Mr. BRITTON. We are now paying 5.6 per cent of our gross revenue as an annual tax to the State. The tax is graded to other classes of public utilities, the railroads paying 5.4 per cent, as I remember, and the banks about 4 per cent.

Mr. RAKER. That has only been so for the last four years, has it not, Mr. Britton?

Mr. BRITTON. That is all; yes, sir.

Now, let me tell you a little story, gentlemen, of the experiences of our company with respect to development of hydroelectric properties in California, aside from those I mentioned which do not concern the Government's lands. The total development outside of the public lands of 124,000 horsepower, out of 164,000 horsepower, was made possible by reason of the fact that in the early days of California hydraulic mining called for the storage of waters in the mountains in a limited way, called for the building of ditches and flumes to carry the water to the sites of the mines, and provided a certain head in order that the monitors would wash away the earth and recover the gold. Also there were certain developments of

irrigation that were begun in California that called for storage in some cases and for ditches and flumes to carry the water to the arid land.

When the idea of the development of hydroelectric properties occurred to men in California by the development of the possibilities of high heads, low heads having been known to some extent prior to that in open water wheels and some in the small Pelton wheels for mining purposes, the presence of these old reservoirs and ditches, of course, attracted attention as one of the means for producing hydroelectric power. The first plant of any consequence that was built in California was built on the North Yuba River. That river is fed from underground springs. It is a lava-cap country, and the melting snows from the Shasta and Lassen buttes, in the northern part of the State, finding their way down through these underground channels, produce in that river an almost constant flow. It does not vary materially during the year except during the extreme flood period. An irrigation flume led from the head dam on the North Yuba River to a place called Brown's Valley in Yuba County. The promoters of the Bay Counties Power Co., which was the initial company operating in that State, bought the rights of the irrigation district under the condition that it would continue to supply the district with water, and, taking advantage of a fall in the river of about 700 feet, put in the first plant of any consequence, as I said a moment ago, in California, named "Colgate," of about 8.000 horsepower, and built a line 50 miles in length, a hightension line, of 30,000 volts, which was deemed to be as high voltage as could be safely carried over wires, to the city of Sacramento, 68 miles distant, the capital of the State of California. From that installation has sprung every hydroelectric plant of any consequence in the State.
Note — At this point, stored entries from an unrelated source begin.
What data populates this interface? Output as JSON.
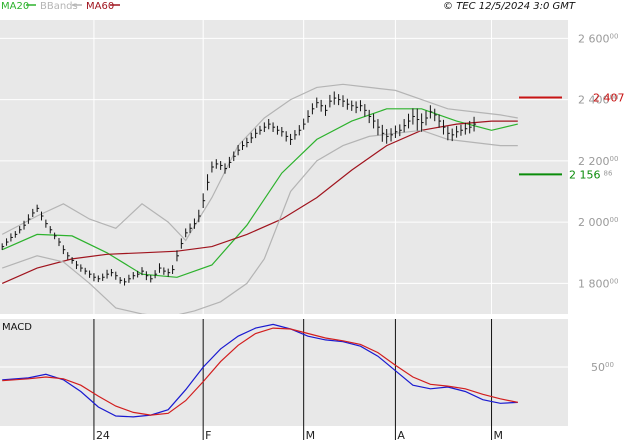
{
  "header": {
    "legend": [
      {
        "label": "MA20",
        "color": "#2db22d"
      },
      {
        "label": "BBands",
        "color": "#b4b4b4"
      },
      {
        "label": "MA60",
        "color": "#a0141e"
      }
    ],
    "stamp": "© TEC 12/5/2024 3:0 GMT"
  },
  "colors": {
    "panel_bg": "#e8e8e8",
    "grid": "#ffffff",
    "ma20": "#2db22d",
    "ma60": "#a0141e",
    "bbands": "#b4b4b4",
    "bars": "#111111",
    "macd": "#1a1ad0",
    "signal": "#d21e1e"
  },
  "chart_data": [
    {
      "type": "line",
      "panel": "price",
      "y_ticks": [
        {
          "main": "2 600",
          "sub": "00",
          "value": 2600
        },
        {
          "main": "2 400",
          "sub": "00",
          "value": 2400
        },
        {
          "main": "2 200",
          "sub": "00",
          "value": 2200
        },
        {
          "main": "2 000",
          "sub": "00",
          "value": 2000
        },
        {
          "main": "1 800",
          "sub": "00",
          "value": 1800
        }
      ],
      "ylim": [
        1700,
        2660
      ],
      "x_count": 130,
      "x_labels": [
        {
          "label": "24",
          "index": 21
        },
        {
          "label": "F",
          "index": 46
        },
        {
          "label": "M",
          "index": 69
        },
        {
          "label": "A",
          "index": 90
        },
        {
          "label": "M",
          "index": 112
        }
      ],
      "levels": [
        {
          "main": "2 407",
          "sub": "1",
          "value": 2407,
          "color": "#c81414"
        },
        {
          "main": "2 156",
          "sub": "86",
          "value": 2156,
          "color": "#0a8c0a"
        }
      ],
      "series": [
        {
          "name": "MA20",
          "key": "ma20",
          "x": [
            0,
            8,
            16,
            24,
            32,
            40,
            48,
            56,
            64,
            72,
            80,
            88,
            96,
            104,
            112,
            118
          ],
          "y": [
            1910,
            1960,
            1955,
            1900,
            1830,
            1820,
            1860,
            1990,
            2160,
            2270,
            2330,
            2370,
            2370,
            2330,
            2300,
            2320
          ]
        },
        {
          "name": "MA60",
          "key": "ma60",
          "x": [
            0,
            8,
            16,
            24,
            32,
            40,
            48,
            56,
            64,
            72,
            80,
            88,
            96,
            104,
            112,
            118
          ],
          "y": [
            1800,
            1850,
            1880,
            1895,
            1900,
            1905,
            1920,
            1960,
            2010,
            2080,
            2170,
            2250,
            2300,
            2320,
            2330,
            2330
          ]
        },
        {
          "name": "BBands upper",
          "key": "bb_upper",
          "x": [
            0,
            8,
            14,
            20,
            26,
            32,
            38,
            42,
            48,
            54,
            60,
            66,
            72,
            78,
            84,
            90,
            96,
            102,
            108,
            114,
            118
          ],
          "y": [
            1960,
            2020,
            2060,
            2010,
            1980,
            2060,
            2000,
            1940,
            2080,
            2250,
            2340,
            2400,
            2440,
            2450,
            2440,
            2430,
            2400,
            2370,
            2360,
            2350,
            2340
          ]
        },
        {
          "name": "BBands lower",
          "key": "bb_lower",
          "x": [
            0,
            8,
            14,
            20,
            26,
            32,
            38,
            44,
            50,
            56,
            60,
            66,
            72,
            78,
            84,
            90,
            96,
            102,
            108,
            114,
            118
          ],
          "y": [
            1850,
            1890,
            1870,
            1800,
            1720,
            1700,
            1690,
            1710,
            1740,
            1800,
            1880,
            2100,
            2200,
            2250,
            2280,
            2290,
            2300,
            2270,
            2260,
            2250,
            2250
          ]
        }
      ],
      "bars_close": [
        1920,
        1935,
        1950,
        1960,
        1975,
        1990,
        2010,
        2030,
        2045,
        2020,
        1995,
        1975,
        1955,
        1935,
        1910,
        1890,
        1875,
        1860,
        1850,
        1840,
        1830,
        1820,
        1815,
        1820,
        1830,
        1835,
        1825,
        1810,
        1805,
        1815,
        1825,
        1830,
        1840,
        1825,
        1815,
        1830,
        1850,
        1840,
        1835,
        1845,
        1890,
        1930,
        1965,
        1980,
        1995,
        2020,
        2070,
        2130,
        2180,
        2190,
        2185,
        2175,
        2195,
        2215,
        2235,
        2250,
        2260,
        2275,
        2290,
        2300,
        2310,
        2320,
        2310,
        2300,
        2295,
        2280,
        2270,
        2285,
        2300,
        2320,
        2345,
        2370,
        2390,
        2380,
        2365,
        2395,
        2405,
        2400,
        2395,
        2385,
        2380,
        2375,
        2380,
        2365,
        2345,
        2330,
        2310,
        2290,
        2280,
        2285,
        2295,
        2300,
        2315,
        2330,
        2345,
        2335,
        2325,
        2340,
        2360,
        2350,
        2330,
        2310,
        2290,
        2285,
        2295,
        2300,
        2305,
        2310,
        2320
      ],
      "bars_range": [
        18,
        20,
        22,
        18,
        20,
        24,
        26,
        22,
        20,
        24,
        22,
        20,
        18,
        22,
        24,
        20,
        18,
        22,
        20,
        18,
        20,
        22,
        18,
        20,
        24,
        20,
        22,
        18,
        20,
        22,
        20,
        18,
        22,
        24,
        20,
        22,
        26,
        20,
        22,
        24,
        30,
        28,
        24,
        26,
        28,
        34,
        40,
        44,
        30,
        26,
        24,
        28,
        30,
        26,
        28,
        24,
        26,
        28,
        26,
        24,
        26,
        28,
        26,
        24,
        26,
        28,
        30,
        26,
        28,
        30,
        34,
        30,
        28,
        32,
        30,
        34,
        36,
        30,
        32,
        30,
        28,
        32,
        30,
        34,
        36,
        40,
        44,
        46,
        40,
        36,
        34,
        32,
        36,
        40,
        44,
        60,
        50,
        40,
        36,
        34,
        36,
        40,
        38,
        34,
        32,
        30,
        32,
        34,
        40
      ],
      "bars_start_index": 0
    },
    {
      "type": "line",
      "panel": "macd",
      "title": "MACD",
      "y_ticks": [
        {
          "label": "50",
          "sub": "00",
          "value": 5000
        }
      ],
      "ylim": [
        -1500,
        10300
      ],
      "series": [
        {
          "name": "MACD",
          "key": "macd",
          "x": [
            0,
            6,
            10,
            14,
            18,
            22,
            26,
            30,
            34,
            38,
            42,
            46,
            50,
            54,
            58,
            62,
            66,
            70,
            74,
            78,
            82,
            86,
            90,
            94,
            98,
            102,
            106,
            110,
            114,
            118
          ],
          "y": [
            3600,
            3800,
            4200,
            3600,
            2300,
            600,
            -400,
            -500,
            -300,
            300,
            2500,
            5000,
            7000,
            8400,
            9300,
            9700,
            9200,
            8400,
            8000,
            7800,
            7300,
            6200,
            4600,
            3000,
            2600,
            2800,
            2300,
            1400,
            1000,
            1100
          ]
        },
        {
          "name": "Signal",
          "key": "signal",
          "x": [
            0,
            6,
            10,
            14,
            18,
            22,
            26,
            30,
            34,
            38,
            42,
            46,
            50,
            54,
            58,
            62,
            66,
            70,
            74,
            78,
            82,
            86,
            90,
            94,
            98,
            102,
            106,
            110,
            114,
            118
          ],
          "y": [
            3500,
            3700,
            3900,
            3700,
            3000,
            1800,
            700,
            0,
            -300,
            -100,
            1300,
            3400,
            5600,
            7400,
            8700,
            9300,
            9200,
            8700,
            8200,
            7900,
            7500,
            6600,
            5200,
            3900,
            3100,
            2900,
            2600,
            2000,
            1500,
            1100
          ]
        }
      ]
    }
  ]
}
Just above Colgate, on Butte Creek, were a number of mining ditches owned by the Cherokee Mining Co., which were again taken advantage of, and a plant called the De Sabla plant was erected, utilizing a head of 1,535 feet. That is the third highest head in California, and that plant has been in operation ever since 1900. The South Yuba Water Co. owned a number of lakes and old canals used for mining and irrigation purposes in Placer County and in Nevada County, in our State, and in 1910 the idea was conceived by the company that a utilization could be made of the available head of that stream, which amounted to practically 3,875 feet total head, in five drops, and so develop those resources of California, and so provide for hydroelectric energy for all the purposes I have mentioned to you. It began the work of surveying the land to determine the most effective fall and the locations of the power houses, and conceived the idea of increasing the capacity of its main reservoir or lake, known as Lake Spaulding, so that with the ordinary season's requirements a certainty could be had of enough water to operate the chain of power houses during the entire year. The whole project contemplated the development of approximately 200,000 horsepower in five separate and distinct plants-the first one. of over 50,000 horsepower, the second one of over 40,000 horsepower, and the remaining power houses making up the continuous chain.